Friday, December 17, 2004

Did Kerick really have a nanny?

Mystery woman used as excuse for Homeland Security nomination withdrawal may not exist.


"The White House has been unwilling to discuss any specifics of the nanny herself..."

It's easy to see why the White House needed this diversionary excuse, real or not, for Kerick's departure. Deep questions concerning the former nominee's personal, professional, and business practices have flooded New York newspapers in the week since the withdrawal.

Two blogs are really keeping track of the juice on Kerick, Talking Points Memo and Steve Gilliard.

Gilliard has many postings including this one that contains a laundry list of his dealings:

Kerick...

*had mystery dealings with companies for contracts which didn't make sense

*slept with a subordinate, then punished supervisors who admonished her

*had work done by Paulie Walnuts and his crew on an apartment he couldn't afford

*rented an apartment in the shadows of Ground Zero as a love shack

*borrowed $18k from friends which he never reported

*was wanted for arrest over a condo deal

*associated with people linked to organized crime

*left Iraq after 3 months and failing to train the police

*allegedly threatened a second mistress and stalked her.

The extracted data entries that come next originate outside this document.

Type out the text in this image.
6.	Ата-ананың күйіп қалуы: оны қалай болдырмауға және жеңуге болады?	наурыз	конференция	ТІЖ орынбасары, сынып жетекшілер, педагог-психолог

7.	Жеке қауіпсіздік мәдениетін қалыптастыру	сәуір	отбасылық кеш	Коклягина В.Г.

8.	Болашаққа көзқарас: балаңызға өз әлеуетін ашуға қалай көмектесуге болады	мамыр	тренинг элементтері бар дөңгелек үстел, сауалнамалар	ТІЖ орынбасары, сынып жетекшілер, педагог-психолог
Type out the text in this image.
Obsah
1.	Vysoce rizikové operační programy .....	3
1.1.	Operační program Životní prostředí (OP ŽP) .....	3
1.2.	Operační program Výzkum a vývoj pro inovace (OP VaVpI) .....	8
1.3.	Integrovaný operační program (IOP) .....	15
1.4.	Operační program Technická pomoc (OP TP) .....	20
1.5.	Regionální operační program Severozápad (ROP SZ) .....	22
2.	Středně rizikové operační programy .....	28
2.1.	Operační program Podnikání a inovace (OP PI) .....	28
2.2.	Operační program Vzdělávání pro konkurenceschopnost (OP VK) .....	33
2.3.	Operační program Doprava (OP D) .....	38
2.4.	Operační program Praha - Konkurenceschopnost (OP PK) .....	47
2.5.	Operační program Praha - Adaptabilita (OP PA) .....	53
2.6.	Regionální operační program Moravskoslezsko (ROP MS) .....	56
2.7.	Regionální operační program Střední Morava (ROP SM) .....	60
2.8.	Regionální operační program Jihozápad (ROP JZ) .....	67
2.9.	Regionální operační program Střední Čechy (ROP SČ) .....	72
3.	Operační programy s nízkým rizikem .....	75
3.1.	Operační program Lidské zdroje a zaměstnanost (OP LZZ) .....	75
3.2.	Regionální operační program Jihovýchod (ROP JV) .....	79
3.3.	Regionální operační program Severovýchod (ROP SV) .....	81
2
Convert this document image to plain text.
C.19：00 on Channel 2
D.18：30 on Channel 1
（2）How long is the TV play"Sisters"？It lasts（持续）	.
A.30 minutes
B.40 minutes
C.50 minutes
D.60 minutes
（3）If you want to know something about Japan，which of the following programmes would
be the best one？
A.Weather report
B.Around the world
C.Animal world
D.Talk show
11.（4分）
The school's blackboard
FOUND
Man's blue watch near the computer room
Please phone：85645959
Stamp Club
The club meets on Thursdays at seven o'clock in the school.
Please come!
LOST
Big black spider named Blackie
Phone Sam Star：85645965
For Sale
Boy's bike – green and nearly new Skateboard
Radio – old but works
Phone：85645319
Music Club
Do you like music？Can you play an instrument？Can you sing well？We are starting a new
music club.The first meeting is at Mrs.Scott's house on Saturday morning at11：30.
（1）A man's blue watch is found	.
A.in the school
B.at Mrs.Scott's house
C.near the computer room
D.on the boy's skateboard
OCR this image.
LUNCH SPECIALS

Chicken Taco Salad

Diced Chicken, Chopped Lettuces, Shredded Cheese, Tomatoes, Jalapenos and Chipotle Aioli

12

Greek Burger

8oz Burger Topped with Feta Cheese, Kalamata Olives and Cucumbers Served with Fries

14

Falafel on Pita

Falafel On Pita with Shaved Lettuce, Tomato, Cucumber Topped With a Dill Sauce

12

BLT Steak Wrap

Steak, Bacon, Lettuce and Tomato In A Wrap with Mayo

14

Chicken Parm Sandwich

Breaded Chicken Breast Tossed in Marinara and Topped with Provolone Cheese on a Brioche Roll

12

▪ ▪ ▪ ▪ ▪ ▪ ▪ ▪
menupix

...All while running New York's City jails and police department.
I'd like to expand for a moment on Kerick's Iraq tenure and this interesting post by Josh Marshall in Talking Points Memo. Marshall points out that Kerick was in the thick of the wild early days of the US regime in Iraq then known as the Coalition Provisional Authority. In May 2003, Bush sent him to Baghdad to run the Interior Ministry. Before he left there just three months later, well short of the effort to which he had originally committed, he had he spent 1.2 billion taxpayer dollars to train Iraqi police. Into a country awash in small arms, he imported revolvers and Kalashnikov rifles for the Iraqi police from vendors in Jordan at exorbitant cost to the US taxpayer.

Marshall writes,
It's been known for a longtime that the Iraqi Interior Ministry under the CPA was rife with corruption. Lots and lots of US tax dollars went missing.
In November 2003, Deep Blade Journal issued its extensive Reference Article on U.S.-Iraq Business Relationships which included the comment, "...there seems to be deep distrust of the financial management of the Coalition Provisional Authority. Numerous articles and reports have appeared in the last few weeks that raise a plethora of serious questions about the conduct of the occupation...."

In one of those articles, Spending On Iraq Sets Off Gold Rush: Lawmakers Fear U.S. Is Losing Control of Funds, Jonathan Weisman and Anitha Reddy of the Washington Post reported on Thursday, October 9, 2003 that
Among the dozens of projects in the proposal is a State Department plan to spend $800 million to build a large training facility for a new Iraqi police force. Management fees alone would run $26 million a month, while 1,500 police trainers would cost $240,000 each per year, or $20,000 each per month. DynCorp of Reston is likely to get the contract.

"All I can say is it's mind-boggling," James Lyons, a former military subcontractor in Bosnia, said of the opportunities for private contractors. "People must be drooling."
Kerick apparently was well suited, for a while anyway, to help initiate the taxpayer sink hole that the colonial project in Iraq represents. A full investigation of Kerick and the disaster he helped spawn clearly is called for.